Almost a century ago, the prevailing business model for newspapers changed radically, Shellie Karabell writes in Strategy + Business, as printing technology shifted the industry from a circulation-supported model to ad based. And — no surprise to anyone in the publishing industry — media brands are struggling once more to sort out their business models, thanks to the disruption of digital technology.
One Paris-based company may have hit on something that could not only change the way consumers shop, but cement the role of print as a vital media channel, Karabell writes.
“Paris-based entrepreneurs Tatiana Jama and Lara Rouyres, both in their early 30s, may have invented exactly that. With a consumer-oriented site called Selectionnist, they have created a Web-based bridge between print publications and online shopping,” she explains.
“When you see an intriguing product or service in an article in a print newspaper or magazine that has an arrangement with the site, you need only to take a picture of it with a smartphone and upload it,” Karabell continues. “Voila! You can get more info about the item, see what others have written about it, watch a tutorial on how to use or wear it, find out which shops carry it, or buy it directly from the brand through the Selectionnist site.”
This sublime idea came, as most sublime ideas do, out of frustration.
“Tired of tearing pages from fashion magazines and then calling around or running around Paris trying to find an item she wanted to buy, she employed a sophisticated image-recognition software program to do the legwork. The result is the basis of Selectionnist,” Karabell notes.
So where’s the revenue potential in all of this? It comes in the form of data, generated by the account the user creates. Judging by the number of brands that have signed on to date, the idea is compelling.

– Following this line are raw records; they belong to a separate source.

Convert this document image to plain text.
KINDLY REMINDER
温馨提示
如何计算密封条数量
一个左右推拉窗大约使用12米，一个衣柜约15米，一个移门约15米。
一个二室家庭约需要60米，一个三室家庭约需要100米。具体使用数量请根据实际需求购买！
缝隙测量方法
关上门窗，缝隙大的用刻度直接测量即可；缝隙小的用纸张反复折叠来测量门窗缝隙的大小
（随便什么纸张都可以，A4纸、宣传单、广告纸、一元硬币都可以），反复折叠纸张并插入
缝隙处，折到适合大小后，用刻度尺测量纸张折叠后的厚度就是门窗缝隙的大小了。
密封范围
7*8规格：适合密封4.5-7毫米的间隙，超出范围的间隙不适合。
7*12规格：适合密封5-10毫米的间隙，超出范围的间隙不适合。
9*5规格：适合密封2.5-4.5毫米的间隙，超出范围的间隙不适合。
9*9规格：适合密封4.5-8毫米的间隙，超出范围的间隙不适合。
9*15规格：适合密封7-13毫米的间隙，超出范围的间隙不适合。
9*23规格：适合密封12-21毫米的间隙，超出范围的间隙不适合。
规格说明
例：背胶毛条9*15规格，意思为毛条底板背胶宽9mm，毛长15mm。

“Customers can access items…only if the brand that owns the product has uploaded it to the site; this provides a strong incentive for brands to partner with Selectionnist,” Karabell explains. “More than 5,000 brands have signed up; some, including L’Oreal and LVMH, have exclusive contracts with Selectionnist and pay more for prominent placement; their agreements also allow them to respond to readers and sell to them directly. All advertisers gain access to customer profiles and purchasing data the site gathers about its customers.”
And that is the key, according to the company’s co-founder.
“The data we provide opens a wide field for future customer contact,” Jama says. “For example, if you have clicked on a new mascara and read about it and maybe watched a video demonstration on our site, but didn’t actually purchase it, the brand can follow up with you and say, ‘We noticed you didn’t buy our mascara, so here’s a coupon for something else you might like.’”
What does this mean for print as a channel?
“Print is the only media where publicity is not aggressive,” Jama points out. “It is where brands traditionally put most of their money, yet it has been hard to know the real return on that investment. Now we can show them where the interest came from, tell them about the customer, how long he or she spent on the site, and how much they spent.”
For brands, that’s some solid ROI. For consumers, who can now view the world as their own personal catalog – it’s a welcome disruption.